As promised a month ago, here is the second of two real photo postcards of the Olinda Oil Field by Edward W. Cochems, a well-known Santa Ana photographer, and taken about 1920. Whereas the first was taken from at or near Carbon Canyon Road and looked north to the hillside wells of the Santa Fe lease, this one is from the hillside looking south toward the road.
The several wooden structures on either side of wide dirt road on which Cochems stood as well as where the thoroughfare terminated, probably with another street running east to west in front of it, probably are a mix of field offices, dwellings, and buildings associated with wells, with at least two tall wooden derricks in the foreground.

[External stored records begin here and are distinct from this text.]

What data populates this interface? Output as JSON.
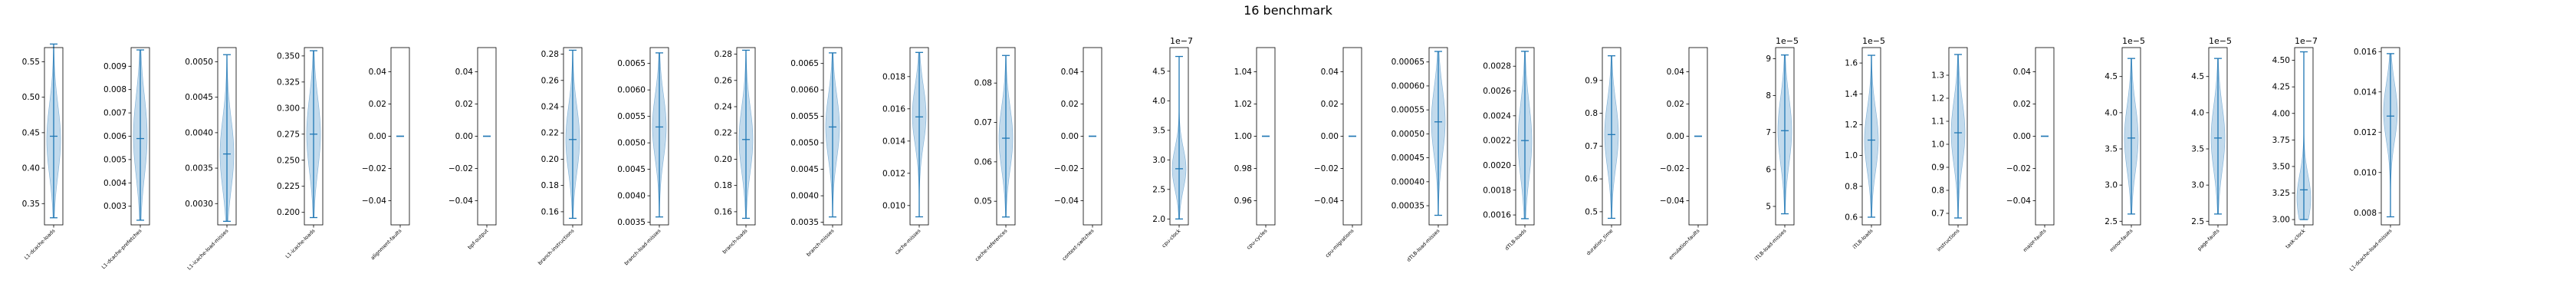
{
  "figure": {
    "title": "16 benchmark",
    "colors": {
      "violin_fill": "#aecde6",
      "violin_edge": "#7fb0d6",
      "stat_line": "#1f77b4",
      "axis": "#000000"
    }
  },
  "chart_data": [
    {
      "type": "violin",
      "xlabel": "L1-dcache-loads",
      "ylim": [
        0.32,
        0.57
      ],
      "yticks": [
        "0.35",
        "0.40",
        "0.45",
        "0.50",
        "0.55"
      ],
      "ytick_values": [
        0.35,
        0.4,
        0.45,
        0.5,
        0.55
      ],
      "min": 0.33,
      "max": 0.575,
      "median": 0.445,
      "peak": 0.44,
      "sigma": 0.05,
      "exponent": ""
    },
    {
      "type": "violin",
      "xlabel": "L1-dcache-prefetches",
      "ylim": [
        0.0022,
        0.0098
      ],
      "yticks": [
        "0.003",
        "0.004",
        "0.005",
        "0.006",
        "0.007",
        "0.008",
        "0.009"
      ],
      "ytick_values": [
        0.003,
        0.004,
        0.005,
        0.006,
        0.007,
        0.008,
        0.009
      ],
      "min": 0.0024,
      "max": 0.0097,
      "median": 0.0059,
      "peak": 0.006,
      "sigma": 0.0017,
      "exponent": ""
    },
    {
      "type": "violin",
      "xlabel": "L1-icache-load-misses",
      "ylim": [
        0.0027,
        0.0052
      ],
      "yticks": [
        "0.0030",
        "0.0035",
        "0.0040",
        "0.0045",
        "0.0050"
      ],
      "ytick_values": [
        0.003,
        0.0035,
        0.004,
        0.0045,
        0.005
      ],
      "min": 0.00275,
      "max": 0.0051,
      "median": 0.0037,
      "peak": 0.0037,
      "sigma": 0.0005,
      "exponent": ""
    },
    {
      "type": "violin",
      "xlabel": "L1-icache-loads",
      "ylim": [
        0.188,
        0.358
      ],
      "yticks": [
        "0.200",
        "0.225",
        "0.250",
        "0.275",
        "0.300",
        "0.325",
        "0.350"
      ],
      "ytick_values": [
        0.2,
        0.225,
        0.25,
        0.275,
        0.3,
        0.325,
        0.35
      ],
      "min": 0.195,
      "max": 0.355,
      "median": 0.275,
      "peak": 0.275,
      "sigma": 0.035,
      "exponent": ""
    },
    {
      "type": "violin",
      "xlabel": "alignment-faults",
      "ylim": [
        -0.055,
        0.055
      ],
      "yticks": [
        "−0.04",
        "−0.02",
        "0.00",
        "0.02",
        "0.04"
      ],
      "ytick_values": [
        -0.04,
        -0.02,
        0,
        0.02,
        0.04
      ],
      "min": 0,
      "max": 0,
      "median": 0,
      "peak": 0,
      "sigma": 0,
      "exponent": ""
    },
    {
      "type": "violin",
      "xlabel": "bpf-output",
      "ylim": [
        -0.055,
        0.055
      ],
      "yticks": [
        "−0.04",
        "−0.02",
        "0.00",
        "0.02",
        "0.04"
      ],
      "ytick_values": [
        -0.04,
        -0.02,
        0,
        0.02,
        0.04
      ],
      "min": 0,
      "max": 0,
      "median": 0,
      "peak": 0,
      "sigma": 0,
      "exponent": ""
    },
    {
      "type": "violin",
      "xlabel": "branch-instructions",
      "ylim": [
        0.15,
        0.285
      ],
      "yticks": [
        "0.16",
        "0.18",
        "0.20",
        "0.22",
        "0.24",
        "0.26",
        "0.28"
      ],
      "ytick_values": [
        0.16,
        0.18,
        0.2,
        0.22,
        0.24,
        0.26,
        0.28
      ],
      "min": 0.155,
      "max": 0.283,
      "median": 0.215,
      "peak": 0.215,
      "sigma": 0.025,
      "exponent": ""
    },
    {
      "type": "violin",
      "xlabel": "branch-load-misses",
      "ylim": [
        0.00345,
        0.0068
      ],
      "yticks": [
        "0.0035",
        "0.0040",
        "0.0045",
        "0.0050",
        "0.0055",
        "0.0060",
        "0.0065"
      ],
      "ytick_values": [
        0.0035,
        0.004,
        0.0045,
        0.005,
        0.0055,
        0.006,
        0.0065
      ],
      "min": 0.0036,
      "max": 0.0067,
      "median": 0.0053,
      "peak": 0.0053,
      "sigma": 0.0006,
      "exponent": ""
    },
    {
      "type": "violin",
      "xlabel": "branch-loads",
      "ylim": [
        0.15,
        0.285
      ],
      "yticks": [
        "0.16",
        "0.18",
        "0.20",
        "0.22",
        "0.24",
        "0.26",
        "0.28"
      ],
      "ytick_values": [
        0.16,
        0.18,
        0.2,
        0.22,
        0.24,
        0.26,
        0.28
      ],
      "min": 0.155,
      "max": 0.283,
      "median": 0.215,
      "peak": 0.215,
      "sigma": 0.025,
      "exponent": ""
    },
    {
      "type": "violin",
      "xlabel": "branch-misses",
      "ylim": [
        0.00345,
        0.0068
      ],
      "yticks": [
        "0.0035",
        "0.0040",
        "0.0045",
        "0.0050",
        "0.0055",
        "0.0060",
        "0.0065"
      ],
      "ytick_values": [
        0.0035,
        0.004,
        0.0045,
        0.005,
        0.0055,
        0.006,
        0.0065
      ],
      "min": 0.0036,
      "max": 0.0067,
      "median": 0.0053,
      "peak": 0.0053,
      "sigma": 0.0006,
      "exponent": ""
    },
    {
      "type": "violin",
      "xlabel": "cache-misses",
      "ylim": [
        0.0088,
        0.0198
      ],
      "yticks": [
        "0.010",
        "0.012",
        "0.014",
        "0.016",
        "0.018"
      ],
      "ytick_values": [
        0.01,
        0.012,
        0.014,
        0.016,
        0.018
      ],
      "min": 0.0093,
      "max": 0.0195,
      "median": 0.0155,
      "peak": 0.0156,
      "sigma": 0.0018,
      "exponent": ""
    },
    {
      "type": "violin",
      "xlabel": "cache-references",
      "ylim": [
        0.044,
        0.089
      ],
      "yticks": [
        "0.05",
        "0.06",
        "0.07",
        "0.08"
      ],
      "ytick_values": [
        0.05,
        0.06,
        0.07,
        0.08
      ],
      "min": 0.046,
      "max": 0.087,
      "median": 0.066,
      "peak": 0.066,
      "sigma": 0.008,
      "exponent": ""
    },
    {
      "type": "violin",
      "xlabel": "context-switches",
      "ylim": [
        -0.055,
        0.055
      ],
      "yticks": [
        "−0.04",
        "−0.02",
        "0.00",
        "0.02",
        "0.04"
      ],
      "ytick_values": [
        -0.04,
        -0.02,
        0,
        0.02,
        0.04
      ],
      "min": 0,
      "max": 0,
      "median": 0,
      "peak": 0,
      "sigma": 0,
      "exponent": ""
    },
    {
      "type": "violin",
      "xlabel": "cpu-clock",
      "ylim": [
        1.9,
        4.9
      ],
      "yticks": [
        "2.0",
        "2.5",
        "3.0",
        "3.5",
        "4.0",
        "4.5"
      ],
      "ytick_values": [
        2,
        2.5,
        3,
        3.5,
        4,
        4.5
      ],
      "min": 2.0,
      "max": 4.75,
      "median": 2.85,
      "peak": 2.85,
      "sigma": 0.35,
      "exponent": "1e−7"
    },
    {
      "type": "violin",
      "xlabel": "cpu-cycles",
      "ylim": [
        0.945,
        1.055
      ],
      "yticks": [
        "0.96",
        "0.98",
        "1.00",
        "1.02",
        "1.04"
      ],
      "ytick_values": [
        0.96,
        0.98,
        1.0,
        1.02,
        1.04
      ],
      "min": 1,
      "max": 1,
      "median": 1,
      "peak": 1,
      "sigma": 0,
      "exponent": ""
    },
    {
      "type": "violin",
      "xlabel": "cpu-migrations",
      "ylim": [
        -0.055,
        0.055
      ],
      "yticks": [
        "−0.04",
        "−0.02",
        "0.00",
        "0.02",
        "0.04"
      ],
      "ytick_values": [
        -0.04,
        -0.02,
        0,
        0.02,
        0.04
      ],
      "min": 0,
      "max": 0,
      "median": 0,
      "peak": 0,
      "sigma": 0,
      "exponent": ""
    },
    {
      "type": "violin",
      "xlabel": "dTLB-load-misses",
      "ylim": [
        0.00031,
        0.00068
      ],
      "yticks": [
        "0.00035",
        "0.00040",
        "0.00045",
        "0.00050",
        "0.00055",
        "0.00060",
        "0.00065"
      ],
      "ytick_values": [
        0.00035,
        0.0004,
        0.00045,
        0.0005,
        0.00055,
        0.0006,
        0.00065
      ],
      "min": 0.00033,
      "max": 0.000672,
      "median": 0.000525,
      "peak": 0.000525,
      "sigma": 7e-05,
      "exponent": ""
    },
    {
      "type": "violin",
      "xlabel": "dTLB-loads",
      "ylim": [
        0.00152,
        0.00295
      ],
      "yticks": [
        "0.0016",
        "0.0018",
        "0.0020",
        "0.0022",
        "0.0024",
        "0.0026",
        "0.0028"
      ],
      "ytick_values": [
        0.0016,
        0.0018,
        0.002,
        0.0022,
        0.0024,
        0.0026,
        0.0028
      ],
      "min": 0.00157,
      "max": 0.00292,
      "median": 0.0022,
      "peak": 0.0022,
      "sigma": 0.0003,
      "exponent": ""
    },
    {
      "type": "violin",
      "xlabel": "duration_time",
      "ylim": [
        0.46,
        1.0
      ],
      "yticks": [
        "0.5",
        "0.6",
        "0.7",
        "0.8",
        "0.9"
      ],
      "ytick_values": [
        0.5,
        0.6,
        0.7,
        0.8,
        0.9
      ],
      "min": 0.48,
      "max": 0.975,
      "median": 0.735,
      "peak": 0.735,
      "sigma": 0.1,
      "exponent": ""
    },
    {
      "type": "violin",
      "xlabel": "emulation-faults",
      "ylim": [
        -0.055,
        0.055
      ],
      "yticks": [
        "−0.04",
        "−0.02",
        "0.00",
        "0.02",
        "0.04"
      ],
      "ytick_values": [
        -0.04,
        -0.02,
        0,
        0.02,
        0.04
      ],
      "min": 0,
      "max": 0,
      "median": 0,
      "peak": 0,
      "sigma": 0,
      "exponent": ""
    },
    {
      "type": "violin",
      "xlabel": "iTLB-load-misses",
      "ylim": [
        4.5,
        9.3
      ],
      "yticks": [
        "5",
        "6",
        "7",
        "8",
        "9"
      ],
      "ytick_values": [
        5,
        6,
        7,
        8,
        9
      ],
      "min": 4.8,
      "max": 9.1,
      "median": 7.05,
      "peak": 7.05,
      "sigma": 0.9,
      "exponent": "1e−5"
    },
    {
      "type": "violin",
      "xlabel": "iTLB-loads",
      "ylim": [
        0.55,
        1.7
      ],
      "yticks": [
        "0.6",
        "0.8",
        "1.0",
        "1.2",
        "1.4",
        "1.6"
      ],
      "ytick_values": [
        0.6,
        0.8,
        1.0,
        1.2,
        1.4,
        1.6
      ],
      "min": 0.6,
      "max": 1.65,
      "median": 1.1,
      "peak": 1.1,
      "sigma": 0.2,
      "exponent": "1e−5"
    },
    {
      "type": "violin",
      "xlabel": "instructions",
      "ylim": [
        0.65,
        1.42
      ],
      "yticks": [
        "0.7",
        "0.8",
        "0.9",
        "1.0",
        "1.1",
        "1.2",
        "1.3"
      ],
      "ytick_values": [
        0.7,
        0.8,
        0.9,
        1.0,
        1.1,
        1.2,
        1.3
      ],
      "min": 0.68,
      "max": 1.39,
      "median": 1.05,
      "peak": 1.05,
      "sigma": 0.14,
      "exponent": ""
    },
    {
      "type": "violin",
      "xlabel": "major-faults",
      "ylim": [
        -0.055,
        0.055
      ],
      "yticks": [
        "−0.04",
        "−0.02",
        "0.00",
        "0.02",
        "0.04"
      ],
      "ytick_values": [
        -0.04,
        -0.02,
        0,
        0.02,
        0.04
      ],
      "min": 0,
      "max": 0,
      "median": 0,
      "peak": 0,
      "sigma": 0,
      "exponent": ""
    },
    {
      "type": "violin",
      "xlabel": "minor-faults",
      "ylim": [
        2.45,
        4.9
      ],
      "yticks": [
        "2.5",
        "3.0",
        "3.5",
        "4.0",
        "4.5"
      ],
      "ytick_values": [
        2.5,
        3.0,
        3.5,
        4.0,
        4.5
      ],
      "min": 2.6,
      "max": 4.75,
      "median": 3.65,
      "peak": 3.65,
      "sigma": 0.45,
      "exponent": "1e−5"
    },
    {
      "type": "violin",
      "xlabel": "page-faults",
      "ylim": [
        2.45,
        4.9
      ],
      "yticks": [
        "2.5",
        "3.0",
        "3.5",
        "4.0",
        "4.5"
      ],
      "ytick_values": [
        2.5,
        3.0,
        3.5,
        4.0,
        4.5
      ],
      "min": 2.6,
      "max": 4.75,
      "median": 3.65,
      "peak": 3.65,
      "sigma": 0.45,
      "exponent": "1e−5"
    },
    {
      "type": "violin",
      "xlabel": "task-clock",
      "ylim": [
        2.95,
        4.62
      ],
      "yticks": [
        "3.00",
        "3.25",
        "3.50",
        "3.75",
        "4.00",
        "4.25",
        "4.50"
      ],
      "ytick_values": [
        3.0,
        3.25,
        3.5,
        3.75,
        4.0,
        4.25,
        4.5
      ],
      "min": 3.0,
      "max": 4.58,
      "median": 3.28,
      "peak": 3.2,
      "sigma": 0.22,
      "exponent": "1e−7"
    },
    {
      "type": "violin",
      "xlabel": "L1-dcache-load-misses",
      "ylim": [
        0.0074,
        0.0162
      ],
      "yticks": [
        "0.008",
        "0.010",
        "0.012",
        "0.014",
        "0.016"
      ],
      "ytick_values": [
        0.008,
        0.01,
        0.012,
        0.014,
        0.016
      ],
      "min": 0.0078,
      "max": 0.0159,
      "median": 0.0128,
      "peak": 0.013,
      "sigma": 0.0014,
      "exponent": ""
    }
  ]
}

Left of center is a thick stand of trees (perhaps eucalyptus?) behind which is the gap between hills (the one to the right, or west, having derricks upon it), where Carbon [Canyon] Creek, which to the east was joined by the creek emanating from Soquel Canyon, cut through that divide on its way to the Santa Ana River. In the late 1950s, Carbon Canyon Dam was built in that area, followed in the mid-Sixties by the opening of Carbon Canyon Regional Park. Out in the distance is Placentia and surrounding areas, mostly comprised of orange groves and very much a rural, agricultural section.
What our friends at the Olinda Oil Museum will have to confirm for us, and we can be sure at least one of them will in very short order (ahem, Chris Farren!), is whether this is, in fact, where the Museum is today, sequestered amid the Olinda Ranch housing tract. If so, the original 1897 well brought in by oil tycoon Edward L. Doheny, in partnership with the Atchison, Topeka and Santa Fe Railroad (hence the name of the lease, with Santa Fe Avenue being the main thoroughfare running through the subdivision today), with that well not only launching Orange County's oil industry, but is still pumping today!
If this is not that location, it is still a fantastic view of the oil field. Given that the remaining wells to the west, including on and around that hill on the right, are soon to be shut down and the land developed as the Brea265 project, one of the last remaining large-scale oil operations, not only in this area, but in the county and region generally, will cease to have a physical presence. Photos like these will be the only reminders of an industry that long was prominent in southern California, but, with expanding climate change, is becoming more heavily contested with each passing year.
UPDATE, 29 September: Chris Farren, who is with the Olinda Oil Museum and is a fountain of knowledge on the local field and area generally, confirms that this is where the Museum is today, so this provides additional interest and significance to the photo and also a good opportunity to remind readers to visit the Museum!